Jud? She glanced nervously around, but there was no sign of the wiry pirate and neither Plank’s nor La Lobos’s face revealed anything.
‘In two nights you’ll go to Grave,’ pronounced Ruzalia. ‘I have a task for you.’
‘I-I . . . a task?’ Naif felt winded, off-balance because of the blood and the torture instruments and Ruzalia’s change of heart.
‘The beads did not come from Ixion, they came from Grave.’
‘J-Jud told you this?’ Naif had to force herself to say his name aloud.
‘Jud told us some.’ Her grim gaze shifted to the object that La and Plank laboured over. ‘But not enough. Pirates are only good at two things. Drinking, and keeping their mouths shut about where they get their money from. You will find out who sold them to him and how they got them here.’
But how? Naif left her question unspoken. This was her chance.
La Lobos squeezed his cloth one last time and handed it and the bucket to Plank.
‘La, take her back. We’ll leave on the tide tomorrow and return for you two days later at the end of the new moon. Be at the Old Harbour then. If you miss the rendezvous it will be another month before I can return without risk.’
Ruzalia strode to the other side of the room and lifted a heavy curtain to stare outside. It was night now and the only light from the window was the twinkling reef markers in the bay. She let the curtain drop. ‘Tomorrow.’
Naif nodded with relief. She was going home.
But underneath her determination to find answers, a pit of dread stirred.
‘What happened?’ asked Charlonge as Naif entered their shared room.
She was standing by the window, hands clasped tightly. Markes sat on the bed, fingering a dressing on his neck.
‘Are you all right?’ Naif asked him.
‘Long-Li brought us here and then he went back down to the ballroom,’ said Markes.
‘But someone bandaged you?’
‘He took us to Mesree in the
infirmary first. I never noticed how much she smells of onions.’ He gave a weak smile. ‘You?’
‘I’ve just been to Ruzalia’s apartments. I saw the Register she’s trying to build. It’s only half-finished. The discovery of the beads has rattled her, though. She’s changed her mind; she’s taking me to Grave tomorrow.’
‘What!’
‘Someone in Grave has been supplying Jud with the beads and pods. She wants me to find out who and how.’
‘Jud told her that?’ asked Markes.
Naif took a quiet breath. ‘I think she tortured him.’
She told them about the room and how Plank and La Lobos had been cleaning.
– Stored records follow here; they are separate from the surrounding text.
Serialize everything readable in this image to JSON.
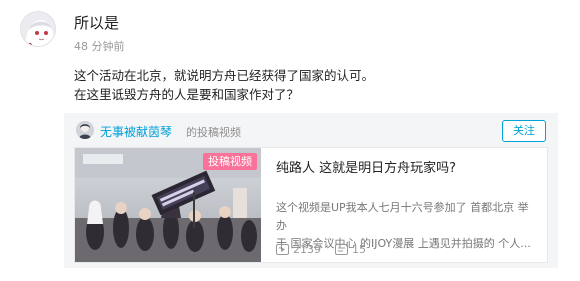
{
  "comment": {
    "username": "所以是",
    "timestamp": "48 分钟前",
    "lines": [
      "这个活动在北京，就说明方舟已经获得了国家的认可。",
      "在这里诋毁方舟的人是要和国家作对了？"
    ]
  },
  "card": {
    "uploader_name": "无事被献茵琴",
    "action_text": "的投稿视频",
    "follow_label": "关注",
    "video": {
      "badge": "投稿视频",
      "title": "纯路人 这就是明日方舟玩家吗?",
      "description_lines": [
        "这个视频是UP我本人七月十六号参加了 首都北京 举办",
        "于 国家会议中心 的IJOY漫展 上遇见并拍摄的 个人..."
      ],
      "play_count": "2139",
      "danmaku_count": "15"
    }
  },
  "icons": {
    "play_count": "play-count-icon",
    "danmaku": "danmaku-icon"
  },
  "colors": {
    "accent_blue": "#00a1d6",
    "badge_pink": "#fb7299"
  }
}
‘Maybe she was just trying to scare you,’ said Charlonge.
Naif shook her head. ‘I saw the blood. And Rajka and his friends had taken something. That’s why he attacked Markes.’
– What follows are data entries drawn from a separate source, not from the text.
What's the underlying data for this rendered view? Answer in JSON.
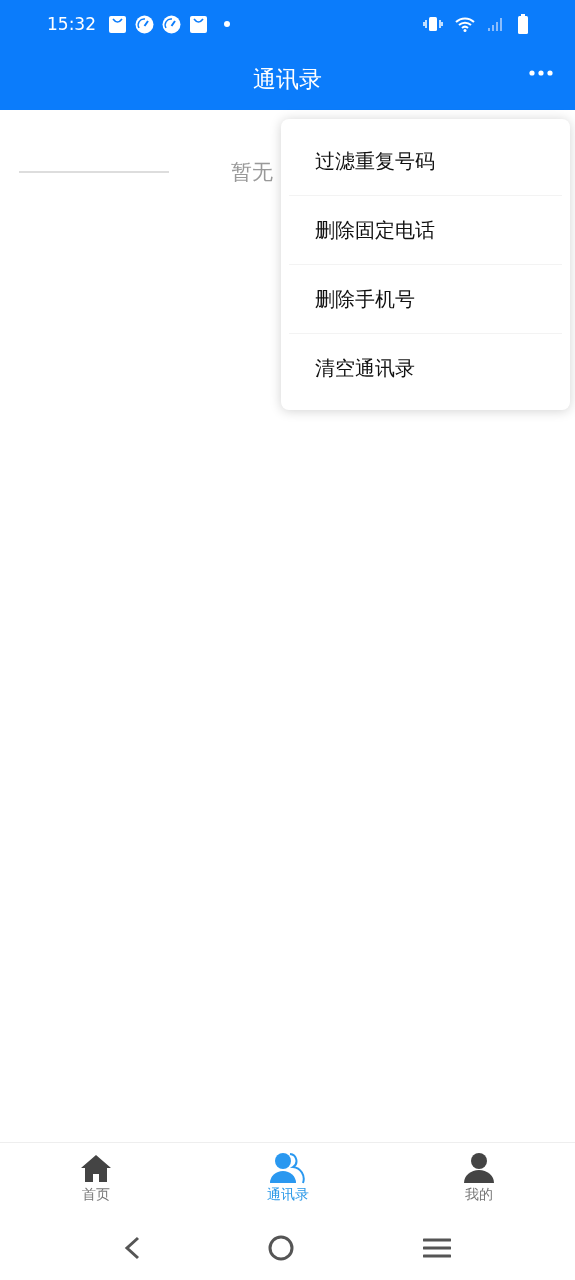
{
  "status_bar": {
    "time": "15:32"
  },
  "header": {
    "title": "通讯录"
  },
  "empty_state": {
    "text": "暂无"
  },
  "menu": {
    "items": [
      {
        "label": "过滤重复号码"
      },
      {
        "label": "删除固定电话"
      },
      {
        "label": "删除手机号"
      },
      {
        "label": "清空通讯录"
      }
    ]
  },
  "tabs": [
    {
      "label": "首页",
      "kind": "home",
      "selected": false
    },
    {
      "label": "通讯录",
      "kind": "contacts",
      "selected": true
    },
    {
      "label": "我的",
      "kind": "profile",
      "selected": false
    }
  ]
}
‘Naif’s right,’ said Markes. ‘He had glazed eyes. I saw them up close.’
Charlonge’s expression became anxious. ‘Ruzalia will come back for you, won’t she?’
‘Yes. Two days later, before the moon rises.’
‘But what if she doesn’t come? Or you aren’t able to meet her at the right time?’ Markes’s tone became grim.
‘There’s the barge. I could hide and wait for it.’
‘But that could be months,’ said Markes.
‘I’ll find a way back.’
‘Back where? To Ixion? Here?’
‘Yes. I have to help Joel and Suki and Rollo.’
‘And afterwards?’
‘Ruzalia mentioned a place called Port of Patience. She takes the over-agers from the barge there.’
‘I’ve read about it in the books on Ixion,’ said Charlonge nodding. ‘It’s a trading port.’
Markes looked around suddenly. ‘What was that noise?’
Naif heard it then; raised voices and thumping echoing down the corridor.
Charlonge turned the handle but Naif ran across and seized her hand. ‘No. Lock it.’
‘But –’
‘Char, lock it.’ She pushed the girl’s hand away and turned the heavy iron ring to lock the door.
Before either of them could speak or move away from the door, someone outside began wrestling the handle. When they couldn’t get the door open they began to thump on it.